In this regard, there are a number of stated U.S. objectives that fair-minded Canadians should see as enhancing the bilateral trade environment, including a call to improve transparency with respect to regulations and technical rules. Expediting customs procedures and promoting greater regulatory compatibility are also sensible initiatives to improve trade conditions.
In short, U.S. demands impose politically challenges for Canadian negotiators but, in some ways, also create definite possibilities to clarify and improve rules and regulations surrounding bilateral trade. The U.S. demand to bring “strong and enforceable” labour and environmental provisions into the core of a new NAFTA agreement—rather than in side agreements, as is currently the case—should present no problem for Canada, although it might for Mexico.
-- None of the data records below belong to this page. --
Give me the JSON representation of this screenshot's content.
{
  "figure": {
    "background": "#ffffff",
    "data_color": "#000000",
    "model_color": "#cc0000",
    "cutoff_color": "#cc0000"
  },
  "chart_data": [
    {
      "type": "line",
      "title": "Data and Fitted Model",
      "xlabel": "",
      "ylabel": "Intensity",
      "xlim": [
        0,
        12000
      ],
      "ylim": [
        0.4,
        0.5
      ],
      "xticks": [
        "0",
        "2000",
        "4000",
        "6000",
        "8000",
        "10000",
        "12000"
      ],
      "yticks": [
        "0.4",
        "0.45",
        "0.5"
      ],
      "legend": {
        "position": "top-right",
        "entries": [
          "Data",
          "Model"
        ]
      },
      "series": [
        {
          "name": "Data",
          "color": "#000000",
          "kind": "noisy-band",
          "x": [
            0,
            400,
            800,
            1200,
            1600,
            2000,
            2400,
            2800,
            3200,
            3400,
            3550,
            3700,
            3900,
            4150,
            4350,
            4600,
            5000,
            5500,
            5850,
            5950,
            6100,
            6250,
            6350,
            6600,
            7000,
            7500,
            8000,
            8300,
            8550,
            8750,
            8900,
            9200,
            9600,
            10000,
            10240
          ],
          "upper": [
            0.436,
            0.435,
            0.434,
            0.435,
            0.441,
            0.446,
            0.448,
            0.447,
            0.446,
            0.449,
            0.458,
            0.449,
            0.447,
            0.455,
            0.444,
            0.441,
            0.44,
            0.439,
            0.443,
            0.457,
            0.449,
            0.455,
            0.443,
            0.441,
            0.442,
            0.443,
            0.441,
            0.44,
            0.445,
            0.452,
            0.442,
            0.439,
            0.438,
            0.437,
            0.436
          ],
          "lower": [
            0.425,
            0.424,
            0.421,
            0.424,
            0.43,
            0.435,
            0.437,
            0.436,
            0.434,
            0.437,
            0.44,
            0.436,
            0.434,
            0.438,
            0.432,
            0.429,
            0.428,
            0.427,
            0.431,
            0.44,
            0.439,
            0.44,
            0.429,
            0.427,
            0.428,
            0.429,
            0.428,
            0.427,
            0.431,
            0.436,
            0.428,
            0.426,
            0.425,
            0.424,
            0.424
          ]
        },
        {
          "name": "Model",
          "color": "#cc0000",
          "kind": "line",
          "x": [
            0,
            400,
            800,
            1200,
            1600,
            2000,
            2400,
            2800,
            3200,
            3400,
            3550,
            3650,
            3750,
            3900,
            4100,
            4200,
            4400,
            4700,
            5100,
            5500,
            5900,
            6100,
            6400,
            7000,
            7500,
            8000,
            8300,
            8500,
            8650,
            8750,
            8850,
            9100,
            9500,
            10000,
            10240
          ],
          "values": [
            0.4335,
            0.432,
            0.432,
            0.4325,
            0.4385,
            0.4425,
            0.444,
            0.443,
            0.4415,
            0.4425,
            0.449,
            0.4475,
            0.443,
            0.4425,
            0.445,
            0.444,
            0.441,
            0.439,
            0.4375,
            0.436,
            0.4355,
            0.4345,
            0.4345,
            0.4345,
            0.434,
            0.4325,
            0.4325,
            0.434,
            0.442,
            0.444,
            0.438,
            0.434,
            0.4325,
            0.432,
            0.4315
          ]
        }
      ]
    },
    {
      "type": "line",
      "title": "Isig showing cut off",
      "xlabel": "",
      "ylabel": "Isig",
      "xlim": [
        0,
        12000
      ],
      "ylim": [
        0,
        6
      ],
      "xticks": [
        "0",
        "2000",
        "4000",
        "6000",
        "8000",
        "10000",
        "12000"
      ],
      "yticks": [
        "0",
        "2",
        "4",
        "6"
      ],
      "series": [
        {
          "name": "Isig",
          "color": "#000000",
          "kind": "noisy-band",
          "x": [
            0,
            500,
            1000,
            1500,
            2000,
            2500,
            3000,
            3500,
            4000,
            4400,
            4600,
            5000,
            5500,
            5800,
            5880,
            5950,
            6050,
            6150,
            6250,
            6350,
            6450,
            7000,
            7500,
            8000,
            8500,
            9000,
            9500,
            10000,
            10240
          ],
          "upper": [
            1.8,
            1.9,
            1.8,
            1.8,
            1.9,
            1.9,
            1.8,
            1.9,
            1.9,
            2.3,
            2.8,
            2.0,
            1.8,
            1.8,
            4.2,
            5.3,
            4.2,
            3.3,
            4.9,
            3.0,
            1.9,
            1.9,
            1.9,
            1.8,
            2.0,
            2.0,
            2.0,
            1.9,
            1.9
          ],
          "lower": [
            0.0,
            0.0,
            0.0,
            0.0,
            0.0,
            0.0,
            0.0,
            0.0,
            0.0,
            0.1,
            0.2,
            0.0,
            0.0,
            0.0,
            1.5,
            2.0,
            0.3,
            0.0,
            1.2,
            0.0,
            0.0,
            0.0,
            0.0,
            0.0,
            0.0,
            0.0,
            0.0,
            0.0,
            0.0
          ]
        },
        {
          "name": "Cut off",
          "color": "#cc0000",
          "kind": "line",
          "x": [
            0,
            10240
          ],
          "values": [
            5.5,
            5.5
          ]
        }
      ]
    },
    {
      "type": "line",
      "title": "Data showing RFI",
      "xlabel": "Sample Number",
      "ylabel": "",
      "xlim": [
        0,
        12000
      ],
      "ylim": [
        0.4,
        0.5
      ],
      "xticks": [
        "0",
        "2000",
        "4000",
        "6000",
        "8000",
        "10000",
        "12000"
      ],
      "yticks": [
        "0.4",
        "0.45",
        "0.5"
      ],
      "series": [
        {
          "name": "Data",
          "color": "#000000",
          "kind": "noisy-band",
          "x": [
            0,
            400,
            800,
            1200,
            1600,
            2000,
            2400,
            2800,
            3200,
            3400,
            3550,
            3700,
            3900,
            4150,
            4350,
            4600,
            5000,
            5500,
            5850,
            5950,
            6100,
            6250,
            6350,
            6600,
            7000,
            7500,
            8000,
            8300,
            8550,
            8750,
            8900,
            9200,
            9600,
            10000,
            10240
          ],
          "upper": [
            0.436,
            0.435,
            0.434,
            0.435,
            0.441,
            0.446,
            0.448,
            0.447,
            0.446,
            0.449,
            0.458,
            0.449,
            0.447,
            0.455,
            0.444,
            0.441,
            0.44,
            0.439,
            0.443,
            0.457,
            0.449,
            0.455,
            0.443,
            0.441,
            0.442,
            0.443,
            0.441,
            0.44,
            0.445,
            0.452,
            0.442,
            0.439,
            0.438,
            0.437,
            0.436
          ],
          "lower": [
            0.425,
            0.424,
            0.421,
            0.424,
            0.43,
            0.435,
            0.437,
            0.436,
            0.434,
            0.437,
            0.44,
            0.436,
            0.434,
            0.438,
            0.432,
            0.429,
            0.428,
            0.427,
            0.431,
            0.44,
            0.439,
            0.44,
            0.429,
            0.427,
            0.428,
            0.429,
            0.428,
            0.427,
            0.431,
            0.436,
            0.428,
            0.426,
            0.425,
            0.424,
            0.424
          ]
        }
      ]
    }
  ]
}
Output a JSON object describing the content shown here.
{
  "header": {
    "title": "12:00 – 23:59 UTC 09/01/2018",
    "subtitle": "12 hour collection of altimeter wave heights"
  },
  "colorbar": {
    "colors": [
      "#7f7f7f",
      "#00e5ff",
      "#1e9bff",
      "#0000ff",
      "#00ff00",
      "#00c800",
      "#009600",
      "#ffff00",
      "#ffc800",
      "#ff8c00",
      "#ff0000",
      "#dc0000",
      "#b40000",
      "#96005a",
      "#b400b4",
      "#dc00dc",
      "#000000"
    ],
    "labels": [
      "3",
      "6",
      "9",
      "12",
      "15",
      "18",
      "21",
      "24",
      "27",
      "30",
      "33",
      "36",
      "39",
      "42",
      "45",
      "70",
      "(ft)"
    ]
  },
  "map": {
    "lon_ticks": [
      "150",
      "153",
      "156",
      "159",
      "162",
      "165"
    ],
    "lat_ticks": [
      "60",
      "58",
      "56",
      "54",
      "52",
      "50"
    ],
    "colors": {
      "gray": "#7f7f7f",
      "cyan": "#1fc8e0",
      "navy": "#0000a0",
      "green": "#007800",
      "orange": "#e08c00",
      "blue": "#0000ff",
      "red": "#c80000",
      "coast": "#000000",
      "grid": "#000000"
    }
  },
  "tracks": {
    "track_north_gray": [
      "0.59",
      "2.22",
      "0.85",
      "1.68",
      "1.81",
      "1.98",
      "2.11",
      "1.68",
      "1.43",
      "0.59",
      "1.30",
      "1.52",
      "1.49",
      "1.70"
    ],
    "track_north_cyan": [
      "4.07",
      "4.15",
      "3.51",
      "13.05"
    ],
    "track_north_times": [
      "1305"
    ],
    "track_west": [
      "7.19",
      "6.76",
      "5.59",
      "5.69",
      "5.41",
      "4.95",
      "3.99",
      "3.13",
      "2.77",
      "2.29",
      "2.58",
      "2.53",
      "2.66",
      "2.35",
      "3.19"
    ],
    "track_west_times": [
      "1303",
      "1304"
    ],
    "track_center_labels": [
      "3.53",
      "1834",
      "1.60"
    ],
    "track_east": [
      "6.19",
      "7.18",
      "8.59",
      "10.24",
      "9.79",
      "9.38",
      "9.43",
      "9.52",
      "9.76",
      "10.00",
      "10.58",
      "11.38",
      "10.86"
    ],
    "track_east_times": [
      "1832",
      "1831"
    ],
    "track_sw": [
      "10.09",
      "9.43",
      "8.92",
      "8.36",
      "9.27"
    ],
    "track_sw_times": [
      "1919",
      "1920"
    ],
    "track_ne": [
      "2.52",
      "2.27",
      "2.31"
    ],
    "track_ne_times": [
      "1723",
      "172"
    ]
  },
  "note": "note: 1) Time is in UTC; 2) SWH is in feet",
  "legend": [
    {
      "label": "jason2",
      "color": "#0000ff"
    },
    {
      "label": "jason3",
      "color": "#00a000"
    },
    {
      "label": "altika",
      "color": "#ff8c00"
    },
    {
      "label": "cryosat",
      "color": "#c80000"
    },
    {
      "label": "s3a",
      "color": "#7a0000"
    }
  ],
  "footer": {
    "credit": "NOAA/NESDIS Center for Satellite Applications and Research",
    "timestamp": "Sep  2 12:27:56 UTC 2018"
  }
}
A looming issue for Canada that has not been much discussed is what Canada’s position will be if Mexico and the U.S. cannot agree to a renegotiated NAFTA. Both the Canadian and Mexican governments have expressed a preference for a trilateral agreement. However, Canada might face a choice of successfully negotiating a separate bilateral agreement with the U.S. or accepting a failed renegotiation of a trilateral agreement.